Unnamed


Dear Eugene,

What would you do with yourself when you get restless?  What did you do?

I suppose one would first need to be aware of the restlessness and give it a name--not the name, for there is no generic, collective state of human agitation.  I could feel for another person's unrest and find in it a way to speak about my own, but heaven help me if I need to be Herzog to read Bellow.

I would usually reach for a book, to answer my own question.  I don't know if that's healthy, when restlessness means I couldn't care less to rest on one book.

And of course there's also writing, which can be downright self-defeating when the point I want to make is that of the Kohelet, how pointless any life-making can be.

Modern life robs us of our emptiness, and we welcome it, hunger to be hungry no more.  God takes us to meet a strange creature and asks us to answer to our human vocation by giving it a name.  But we were too busy staring at one screen and then another, going down aisles and joining line-ups, that the thingamajig ran away before we could catch a glimpse.  We can't be held responsible for what we're distracted from.
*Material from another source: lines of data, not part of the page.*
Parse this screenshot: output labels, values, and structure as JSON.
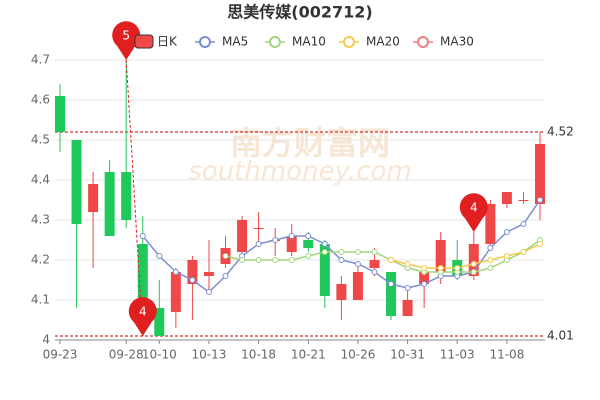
{
  "chart_data": {
    "type": "candlestick",
    "title": "思美传媒(002712)",
    "watermark": [
      "南方财富网",
      "southmoney.com"
    ],
    "categories": [
      "09-23",
      null,
      null,
      null,
      "09-28",
      null,
      "10-10",
      null,
      null,
      "10-13",
      null,
      null,
      "10-18",
      null,
      null,
      "10-21",
      null,
      null,
      "10-26",
      null,
      null,
      "10-31",
      null,
      null,
      "11-03",
      null,
      null,
      "11-08",
      null,
      null
    ],
    "series": [
      {
        "name": "日K",
        "up_color": "#f04848",
        "down_color": "#1ec85a",
        "open": [
          4.61,
          4.5,
          4.32,
          4.42,
          4.42,
          4.24,
          4.08,
          4.07,
          4.14,
          4.16,
          4.19,
          4.22,
          4.28,
          4.25,
          4.22,
          4.25,
          4.24,
          4.1,
          4.1,
          4.18,
          4.17,
          4.06,
          4.14,
          4.17,
          4.2,
          4.16,
          4.24,
          4.34,
          4.35,
          4.34
        ],
        "high": [
          4.64,
          4.5,
          4.42,
          4.45,
          4.7,
          4.31,
          4.15,
          4.18,
          4.21,
          4.25,
          4.26,
          4.31,
          4.32,
          4.28,
          4.29,
          4.27,
          4.25,
          4.16,
          4.19,
          4.23,
          4.17,
          4.13,
          4.18,
          4.27,
          4.25,
          4.27,
          4.35,
          4.37,
          4.37,
          4.52
        ],
        "low": [
          4.47,
          4.08,
          4.18,
          4.26,
          4.28,
          4.01,
          4.01,
          4.03,
          4.05,
          4.12,
          4.18,
          4.2,
          4.24,
          4.21,
          4.21,
          4.22,
          4.08,
          4.05,
          4.1,
          4.16,
          4.05,
          4.06,
          4.08,
          4.14,
          4.15,
          4.15,
          4.23,
          4.33,
          4.34,
          4.3
        ],
        "close": [
          4.52,
          4.29,
          4.39,
          4.26,
          4.3,
          4.04,
          4.01,
          4.17,
          4.2,
          4.17,
          4.23,
          4.3,
          4.28,
          4.25,
          4.26,
          4.23,
          4.11,
          4.14,
          4.17,
          4.2,
          4.06,
          4.1,
          4.17,
          4.25,
          4.16,
          4.24,
          4.34,
          4.37,
          4.35,
          4.49
        ]
      },
      {
        "name": "MA5",
        "color": "#7b8fd0",
        "values": [
          null,
          null,
          null,
          null,
          null,
          4.26,
          4.21,
          4.17,
          4.15,
          4.12,
          4.16,
          4.21,
          4.24,
          4.25,
          4.26,
          4.26,
          4.24,
          4.2,
          4.19,
          4.17,
          4.14,
          4.13,
          4.14,
          4.16,
          4.16,
          4.17,
          4.23,
          4.27,
          4.29,
          4.35
        ]
      },
      {
        "name": "MA10",
        "color": "#9fd67b",
        "values": [
          null,
          null,
          null,
          null,
          null,
          null,
          null,
          null,
          null,
          null,
          4.21,
          4.2,
          4.2,
          4.2,
          4.2,
          4.21,
          4.22,
          4.22,
          4.22,
          4.22,
          4.2,
          4.18,
          4.17,
          4.17,
          4.17,
          4.17,
          4.18,
          4.2,
          4.22,
          4.25
        ]
      },
      {
        "name": "MA20",
        "color": "#f5c94a",
        "values": [
          null,
          null,
          null,
          null,
          null,
          null,
          null,
          null,
          null,
          null,
          null,
          null,
          null,
          null,
          null,
          null,
          null,
          null,
          null,
          null,
          4.2,
          4.19,
          4.18,
          4.18,
          4.18,
          4.19,
          4.2,
          4.21,
          4.22,
          4.24
        ]
      },
      {
        "name": "MA30",
        "color": "#f08080",
        "values": [
          null,
          null,
          null,
          null,
          null,
          null,
          null,
          null,
          null,
          null,
          null,
          null,
          null,
          null,
          null,
          null,
          null,
          null,
          null,
          null,
          null,
          null,
          null,
          null,
          null,
          null,
          null,
          null,
          null,
          null
        ]
      }
    ],
    "annotations": [
      {
        "text": "5",
        "index": 4,
        "value": 4.7
      },
      {
        "text": "4",
        "index": 5,
        "value": 4.01
      },
      {
        "text": "4",
        "index": 25,
        "value": 4.27
      }
    ],
    "ref_lines": [
      4.52,
      4.01
    ],
    "ref_color": "#c00000",
    "ylim": [
      4.0,
      4.73
    ],
    "yticks": [
      4,
      4.1,
      4.2,
      4.3,
      4.4,
      4.5,
      4.6,
      4.7
    ],
    "grid": true
  }
}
Then there is walking.  My all five points of Calvinism: unable to make sense of much, I go on this chosen path, redemption as limited as grace is irresistible, I persevere day after day.
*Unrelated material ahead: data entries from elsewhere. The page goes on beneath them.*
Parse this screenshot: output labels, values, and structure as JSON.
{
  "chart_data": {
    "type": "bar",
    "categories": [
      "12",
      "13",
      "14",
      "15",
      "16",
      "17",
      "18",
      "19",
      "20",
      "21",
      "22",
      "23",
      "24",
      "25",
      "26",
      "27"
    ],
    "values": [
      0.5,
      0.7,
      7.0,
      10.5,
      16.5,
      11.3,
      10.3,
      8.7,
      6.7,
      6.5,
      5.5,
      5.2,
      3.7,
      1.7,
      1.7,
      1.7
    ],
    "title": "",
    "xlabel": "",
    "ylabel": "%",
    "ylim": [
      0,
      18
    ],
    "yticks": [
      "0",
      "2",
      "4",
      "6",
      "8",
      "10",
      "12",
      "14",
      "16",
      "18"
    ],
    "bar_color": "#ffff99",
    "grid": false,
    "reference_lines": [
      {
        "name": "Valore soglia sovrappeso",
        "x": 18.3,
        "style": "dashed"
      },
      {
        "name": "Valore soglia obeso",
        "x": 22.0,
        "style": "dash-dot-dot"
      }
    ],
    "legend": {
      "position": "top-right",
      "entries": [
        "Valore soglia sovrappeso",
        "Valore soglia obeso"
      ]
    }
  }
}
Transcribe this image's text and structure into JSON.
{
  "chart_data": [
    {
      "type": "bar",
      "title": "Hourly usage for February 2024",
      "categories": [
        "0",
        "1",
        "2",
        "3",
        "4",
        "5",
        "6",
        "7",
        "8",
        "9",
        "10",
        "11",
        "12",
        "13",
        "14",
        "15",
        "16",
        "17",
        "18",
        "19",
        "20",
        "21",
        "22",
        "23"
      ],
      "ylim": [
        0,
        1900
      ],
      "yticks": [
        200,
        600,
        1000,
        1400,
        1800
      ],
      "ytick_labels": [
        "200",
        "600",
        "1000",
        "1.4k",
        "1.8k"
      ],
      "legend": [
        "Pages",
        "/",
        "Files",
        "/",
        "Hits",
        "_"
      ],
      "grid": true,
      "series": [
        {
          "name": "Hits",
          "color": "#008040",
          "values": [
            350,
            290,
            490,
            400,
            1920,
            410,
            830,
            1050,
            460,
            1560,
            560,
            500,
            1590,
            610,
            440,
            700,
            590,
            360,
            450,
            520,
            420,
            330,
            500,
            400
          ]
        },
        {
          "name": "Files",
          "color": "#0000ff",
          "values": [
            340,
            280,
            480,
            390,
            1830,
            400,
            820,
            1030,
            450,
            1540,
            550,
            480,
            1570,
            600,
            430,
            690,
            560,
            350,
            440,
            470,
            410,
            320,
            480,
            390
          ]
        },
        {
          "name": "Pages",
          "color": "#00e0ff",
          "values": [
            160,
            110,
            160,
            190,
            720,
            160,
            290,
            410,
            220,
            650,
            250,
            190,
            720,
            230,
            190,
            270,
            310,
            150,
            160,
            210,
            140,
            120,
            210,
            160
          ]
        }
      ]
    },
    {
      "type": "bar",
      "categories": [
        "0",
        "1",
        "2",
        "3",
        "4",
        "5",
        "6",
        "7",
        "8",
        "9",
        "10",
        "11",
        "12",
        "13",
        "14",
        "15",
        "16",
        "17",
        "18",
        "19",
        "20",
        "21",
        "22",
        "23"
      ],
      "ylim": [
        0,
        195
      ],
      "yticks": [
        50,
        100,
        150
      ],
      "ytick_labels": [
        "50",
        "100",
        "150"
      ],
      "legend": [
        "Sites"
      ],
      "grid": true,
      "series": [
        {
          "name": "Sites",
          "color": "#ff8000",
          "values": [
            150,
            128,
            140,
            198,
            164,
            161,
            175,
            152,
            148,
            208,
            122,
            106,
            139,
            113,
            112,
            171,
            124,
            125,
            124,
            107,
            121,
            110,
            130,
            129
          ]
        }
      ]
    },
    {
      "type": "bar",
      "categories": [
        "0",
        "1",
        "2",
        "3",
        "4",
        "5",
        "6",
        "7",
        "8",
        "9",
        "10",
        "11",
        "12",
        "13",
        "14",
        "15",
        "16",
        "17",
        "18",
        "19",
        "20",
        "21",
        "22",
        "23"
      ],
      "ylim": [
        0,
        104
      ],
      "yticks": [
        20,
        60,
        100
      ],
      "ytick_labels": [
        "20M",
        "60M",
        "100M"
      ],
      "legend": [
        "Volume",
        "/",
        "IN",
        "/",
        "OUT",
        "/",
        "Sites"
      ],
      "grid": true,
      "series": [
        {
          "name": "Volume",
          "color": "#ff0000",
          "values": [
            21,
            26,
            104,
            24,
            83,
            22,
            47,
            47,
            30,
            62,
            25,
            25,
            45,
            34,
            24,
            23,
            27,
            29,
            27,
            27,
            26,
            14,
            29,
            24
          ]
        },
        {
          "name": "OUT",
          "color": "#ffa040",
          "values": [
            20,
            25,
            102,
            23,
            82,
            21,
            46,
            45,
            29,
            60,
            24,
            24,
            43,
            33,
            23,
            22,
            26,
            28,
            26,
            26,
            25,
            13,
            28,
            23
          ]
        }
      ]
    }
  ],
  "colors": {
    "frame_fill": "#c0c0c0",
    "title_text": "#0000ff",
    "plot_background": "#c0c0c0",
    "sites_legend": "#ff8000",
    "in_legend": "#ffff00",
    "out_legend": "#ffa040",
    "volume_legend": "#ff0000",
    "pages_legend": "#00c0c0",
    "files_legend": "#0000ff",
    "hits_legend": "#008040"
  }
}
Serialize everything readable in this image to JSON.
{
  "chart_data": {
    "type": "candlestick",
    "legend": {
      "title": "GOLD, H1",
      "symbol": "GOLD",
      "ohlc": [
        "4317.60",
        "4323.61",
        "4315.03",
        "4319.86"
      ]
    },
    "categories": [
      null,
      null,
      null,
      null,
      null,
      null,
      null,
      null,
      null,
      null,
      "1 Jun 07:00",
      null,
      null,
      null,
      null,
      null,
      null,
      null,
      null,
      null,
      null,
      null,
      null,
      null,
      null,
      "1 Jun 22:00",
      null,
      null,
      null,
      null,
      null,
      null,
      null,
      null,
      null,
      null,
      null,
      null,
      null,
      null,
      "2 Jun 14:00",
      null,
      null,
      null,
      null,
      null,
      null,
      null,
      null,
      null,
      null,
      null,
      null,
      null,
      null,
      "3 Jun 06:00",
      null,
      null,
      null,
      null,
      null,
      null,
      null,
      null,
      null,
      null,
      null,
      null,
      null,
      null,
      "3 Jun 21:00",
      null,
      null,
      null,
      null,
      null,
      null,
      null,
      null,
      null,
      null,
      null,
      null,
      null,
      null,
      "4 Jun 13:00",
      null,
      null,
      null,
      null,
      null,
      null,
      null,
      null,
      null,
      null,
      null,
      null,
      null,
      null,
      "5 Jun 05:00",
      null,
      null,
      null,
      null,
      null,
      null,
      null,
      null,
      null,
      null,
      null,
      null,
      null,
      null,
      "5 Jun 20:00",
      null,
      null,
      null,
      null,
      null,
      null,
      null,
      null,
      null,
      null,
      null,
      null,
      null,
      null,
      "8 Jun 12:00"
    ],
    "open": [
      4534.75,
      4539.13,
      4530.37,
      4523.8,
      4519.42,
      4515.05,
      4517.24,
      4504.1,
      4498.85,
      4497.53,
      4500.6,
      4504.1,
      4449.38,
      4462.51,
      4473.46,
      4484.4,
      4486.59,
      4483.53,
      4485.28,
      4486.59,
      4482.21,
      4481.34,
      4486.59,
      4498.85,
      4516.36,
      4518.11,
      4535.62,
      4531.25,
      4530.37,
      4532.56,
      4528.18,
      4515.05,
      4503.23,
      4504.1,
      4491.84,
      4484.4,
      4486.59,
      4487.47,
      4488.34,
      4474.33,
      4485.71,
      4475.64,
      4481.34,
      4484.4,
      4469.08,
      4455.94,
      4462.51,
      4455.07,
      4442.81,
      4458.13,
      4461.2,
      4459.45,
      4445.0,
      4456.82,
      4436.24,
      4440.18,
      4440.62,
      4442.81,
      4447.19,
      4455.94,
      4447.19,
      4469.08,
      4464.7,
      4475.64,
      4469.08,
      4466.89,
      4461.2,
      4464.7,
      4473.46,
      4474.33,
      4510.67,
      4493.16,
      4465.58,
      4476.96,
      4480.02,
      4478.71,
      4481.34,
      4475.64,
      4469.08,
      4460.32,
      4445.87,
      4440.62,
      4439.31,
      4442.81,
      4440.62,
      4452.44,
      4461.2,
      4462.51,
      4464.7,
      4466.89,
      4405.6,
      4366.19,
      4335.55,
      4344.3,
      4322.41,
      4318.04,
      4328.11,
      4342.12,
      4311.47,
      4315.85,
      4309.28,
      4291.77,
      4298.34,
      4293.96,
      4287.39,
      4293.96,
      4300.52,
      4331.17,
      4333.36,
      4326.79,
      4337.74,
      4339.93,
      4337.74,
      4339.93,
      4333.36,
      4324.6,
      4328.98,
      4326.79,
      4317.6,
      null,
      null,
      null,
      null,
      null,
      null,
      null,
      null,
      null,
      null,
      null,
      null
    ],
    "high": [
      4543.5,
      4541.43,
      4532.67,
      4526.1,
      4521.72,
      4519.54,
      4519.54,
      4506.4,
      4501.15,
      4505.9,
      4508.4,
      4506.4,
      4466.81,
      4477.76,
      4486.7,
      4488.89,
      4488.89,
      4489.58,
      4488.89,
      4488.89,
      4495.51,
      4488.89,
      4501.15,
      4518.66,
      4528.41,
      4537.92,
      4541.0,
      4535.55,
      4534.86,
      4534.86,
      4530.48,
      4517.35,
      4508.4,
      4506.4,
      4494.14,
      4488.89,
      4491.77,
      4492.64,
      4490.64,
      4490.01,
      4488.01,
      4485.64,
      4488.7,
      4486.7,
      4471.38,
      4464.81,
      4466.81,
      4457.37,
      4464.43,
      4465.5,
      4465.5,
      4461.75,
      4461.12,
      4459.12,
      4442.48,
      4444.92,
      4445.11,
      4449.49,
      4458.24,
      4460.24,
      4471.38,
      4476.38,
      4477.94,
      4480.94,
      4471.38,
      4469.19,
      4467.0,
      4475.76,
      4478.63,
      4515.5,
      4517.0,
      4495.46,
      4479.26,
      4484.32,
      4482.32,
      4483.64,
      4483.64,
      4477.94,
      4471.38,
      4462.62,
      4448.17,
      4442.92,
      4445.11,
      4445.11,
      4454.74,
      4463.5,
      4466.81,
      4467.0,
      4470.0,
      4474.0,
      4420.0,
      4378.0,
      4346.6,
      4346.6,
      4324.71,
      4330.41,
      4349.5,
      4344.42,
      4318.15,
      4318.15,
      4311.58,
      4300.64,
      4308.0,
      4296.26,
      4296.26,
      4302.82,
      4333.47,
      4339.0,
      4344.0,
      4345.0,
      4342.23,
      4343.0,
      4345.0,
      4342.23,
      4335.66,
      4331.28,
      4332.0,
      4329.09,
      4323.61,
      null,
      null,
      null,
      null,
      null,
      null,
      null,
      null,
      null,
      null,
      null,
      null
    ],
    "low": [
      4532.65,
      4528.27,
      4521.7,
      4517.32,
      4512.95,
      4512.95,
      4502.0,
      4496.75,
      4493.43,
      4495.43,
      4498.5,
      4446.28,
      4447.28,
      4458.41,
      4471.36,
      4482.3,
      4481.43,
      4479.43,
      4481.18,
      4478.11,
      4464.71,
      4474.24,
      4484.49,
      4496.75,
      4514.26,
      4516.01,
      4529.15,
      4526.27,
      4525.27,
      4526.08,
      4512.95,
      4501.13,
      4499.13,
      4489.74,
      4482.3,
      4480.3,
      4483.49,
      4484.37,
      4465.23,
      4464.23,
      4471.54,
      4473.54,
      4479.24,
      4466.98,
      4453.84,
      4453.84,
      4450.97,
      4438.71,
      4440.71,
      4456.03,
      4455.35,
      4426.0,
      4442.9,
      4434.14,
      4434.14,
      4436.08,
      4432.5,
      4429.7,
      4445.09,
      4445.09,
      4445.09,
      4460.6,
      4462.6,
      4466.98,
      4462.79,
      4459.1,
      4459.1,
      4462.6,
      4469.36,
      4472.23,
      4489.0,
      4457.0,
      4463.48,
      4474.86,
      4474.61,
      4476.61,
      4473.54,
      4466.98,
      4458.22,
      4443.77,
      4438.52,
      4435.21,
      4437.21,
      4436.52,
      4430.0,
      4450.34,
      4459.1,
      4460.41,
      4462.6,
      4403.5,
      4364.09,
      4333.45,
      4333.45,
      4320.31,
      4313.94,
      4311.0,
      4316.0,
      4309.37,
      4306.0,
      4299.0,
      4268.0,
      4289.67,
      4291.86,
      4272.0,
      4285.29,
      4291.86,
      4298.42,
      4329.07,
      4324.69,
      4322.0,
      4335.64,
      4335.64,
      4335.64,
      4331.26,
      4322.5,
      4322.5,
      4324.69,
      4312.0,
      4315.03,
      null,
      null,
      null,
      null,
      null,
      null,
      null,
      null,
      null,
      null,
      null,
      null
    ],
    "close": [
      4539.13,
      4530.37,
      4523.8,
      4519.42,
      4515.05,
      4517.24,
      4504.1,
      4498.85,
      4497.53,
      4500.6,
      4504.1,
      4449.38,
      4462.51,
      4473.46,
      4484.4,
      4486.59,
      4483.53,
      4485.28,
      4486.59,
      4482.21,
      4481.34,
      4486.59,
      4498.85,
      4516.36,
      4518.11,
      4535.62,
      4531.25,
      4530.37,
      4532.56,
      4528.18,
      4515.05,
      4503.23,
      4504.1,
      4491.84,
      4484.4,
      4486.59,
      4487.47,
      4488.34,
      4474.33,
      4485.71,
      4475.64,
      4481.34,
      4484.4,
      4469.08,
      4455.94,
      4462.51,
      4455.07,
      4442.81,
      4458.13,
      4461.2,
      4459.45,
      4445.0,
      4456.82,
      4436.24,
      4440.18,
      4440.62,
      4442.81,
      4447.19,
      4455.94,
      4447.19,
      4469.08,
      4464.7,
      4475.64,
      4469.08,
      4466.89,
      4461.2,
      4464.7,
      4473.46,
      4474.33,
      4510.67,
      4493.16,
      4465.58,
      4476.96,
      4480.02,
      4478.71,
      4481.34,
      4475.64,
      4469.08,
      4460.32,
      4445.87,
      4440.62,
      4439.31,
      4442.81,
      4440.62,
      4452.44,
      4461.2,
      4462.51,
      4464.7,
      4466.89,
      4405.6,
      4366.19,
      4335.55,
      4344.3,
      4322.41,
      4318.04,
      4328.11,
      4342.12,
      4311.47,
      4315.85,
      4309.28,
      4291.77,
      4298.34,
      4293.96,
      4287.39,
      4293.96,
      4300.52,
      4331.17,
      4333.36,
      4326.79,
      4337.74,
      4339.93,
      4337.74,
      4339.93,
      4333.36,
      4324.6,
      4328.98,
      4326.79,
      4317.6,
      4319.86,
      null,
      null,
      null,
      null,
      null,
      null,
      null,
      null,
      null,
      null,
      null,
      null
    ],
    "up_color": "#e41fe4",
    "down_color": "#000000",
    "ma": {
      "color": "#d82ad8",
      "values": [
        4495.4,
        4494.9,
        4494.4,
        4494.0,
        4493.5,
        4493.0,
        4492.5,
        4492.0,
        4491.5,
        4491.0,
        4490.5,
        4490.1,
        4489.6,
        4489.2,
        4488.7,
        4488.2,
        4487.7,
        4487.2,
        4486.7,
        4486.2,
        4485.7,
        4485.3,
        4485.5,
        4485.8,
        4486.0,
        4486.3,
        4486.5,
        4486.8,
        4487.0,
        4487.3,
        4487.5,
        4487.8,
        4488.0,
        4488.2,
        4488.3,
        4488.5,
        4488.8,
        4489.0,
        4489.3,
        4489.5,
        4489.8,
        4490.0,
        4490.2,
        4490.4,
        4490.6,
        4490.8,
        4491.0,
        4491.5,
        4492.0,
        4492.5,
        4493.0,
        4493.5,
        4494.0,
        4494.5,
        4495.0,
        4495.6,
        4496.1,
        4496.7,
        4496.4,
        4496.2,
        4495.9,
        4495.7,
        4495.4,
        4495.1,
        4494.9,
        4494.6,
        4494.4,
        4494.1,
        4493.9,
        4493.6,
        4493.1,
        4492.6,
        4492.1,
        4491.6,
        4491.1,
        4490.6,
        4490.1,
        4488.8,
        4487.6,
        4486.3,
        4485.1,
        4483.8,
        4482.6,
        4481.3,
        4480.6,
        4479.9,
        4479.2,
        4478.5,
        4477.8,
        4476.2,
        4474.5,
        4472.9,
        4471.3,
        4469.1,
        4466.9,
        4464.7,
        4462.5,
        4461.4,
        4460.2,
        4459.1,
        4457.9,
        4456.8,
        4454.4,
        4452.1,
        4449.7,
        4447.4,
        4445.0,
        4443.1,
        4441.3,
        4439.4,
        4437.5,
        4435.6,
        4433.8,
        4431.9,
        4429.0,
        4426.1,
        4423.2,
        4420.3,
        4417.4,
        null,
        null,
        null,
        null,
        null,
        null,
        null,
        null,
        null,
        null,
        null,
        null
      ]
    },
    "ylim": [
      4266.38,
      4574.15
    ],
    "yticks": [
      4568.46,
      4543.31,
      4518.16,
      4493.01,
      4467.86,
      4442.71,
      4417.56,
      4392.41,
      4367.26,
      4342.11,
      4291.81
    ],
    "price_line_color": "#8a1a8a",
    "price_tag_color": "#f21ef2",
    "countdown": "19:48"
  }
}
Everyday I'd see my walking self, once and then twice.  There's this little flatbed truck of a stonemason parked outside I presume his/her home on this same street I'd walk everyday.  I startled myself when I first saw this fleeting yellow figure flashed across the big right side-view mirror, larger than anything I would expect to appear within my breathing space for I was the only one walking and it was still dark.  Then right after I startled myself again when the same yellow shadow gave itself another quick showing but now in a much diminished form in the fish-eye blind-spot mirror right below the first.
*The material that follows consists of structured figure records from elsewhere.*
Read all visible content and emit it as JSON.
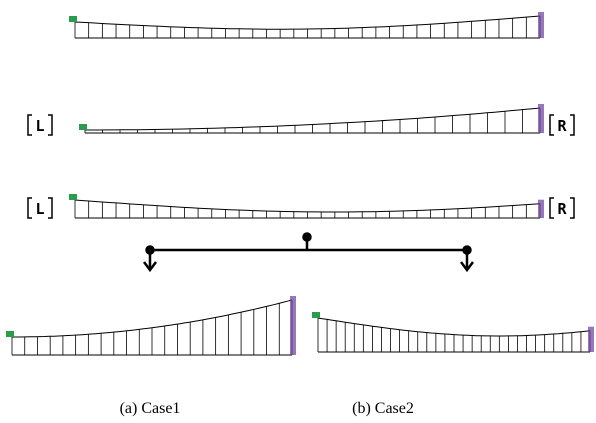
{
  "labels": {
    "left": "L",
    "right": "R"
  },
  "captions": [
    "(a) Case1",
    "(b) Case2"
  ]
}
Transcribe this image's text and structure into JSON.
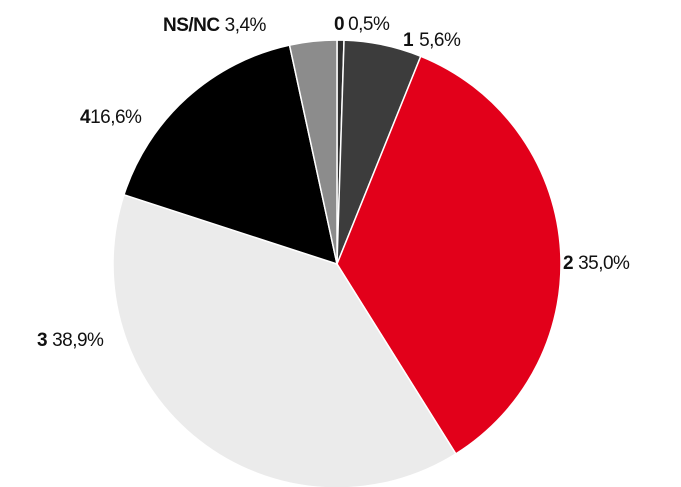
{
  "chart_data": {
    "type": "pie",
    "categories": [
      "0",
      "1",
      "2",
      "3",
      "4",
      "NS/NC"
    ],
    "values": [
      0.5,
      5.6,
      35.0,
      38.9,
      16.6,
      3.4
    ],
    "value_labels": [
      "0,5%",
      "5,6%",
      "35,0%",
      "38,9%",
      "16,6%",
      "3,4%"
    ],
    "colors": [
      "#2e2e2e",
      "#3c3c3c",
      "#e2001a",
      "#ebebeb",
      "#000000",
      "#8c8c8c"
    ]
  }
}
Of course I made sense of all these--that the yellow was my jacket, the images reflections, successive and ephemeral because of my walking speed and the two particular mirror angles--only after the shocks, quick enough an apprehension, of apparitions nonetheless.

And I was spooked all over again the next day the exact same way, as if I didn't learn anything from the past.  It took me about three times to get used to the company of demons and stare back in their eyes until they lowered their gaze as I lowered mine.

You who philosophize disgrace and criticize all fears
Take the rag away from your face
Now ain't the time for your tears

Dylan's words this morning to me when I was walking.  Not much power to you now, Eugene, they are just words.  They need to be sung out, like Psalms, sung like the way Dylan sings them.  I mouthed the words to make them mine.  And you need to be walking; a song of ascents it is.

Maybe it's not our emptiness that's being robbed but a deeper oxymoron: we are emptied of our emptying.  We can't be held responsible for what we can't even name.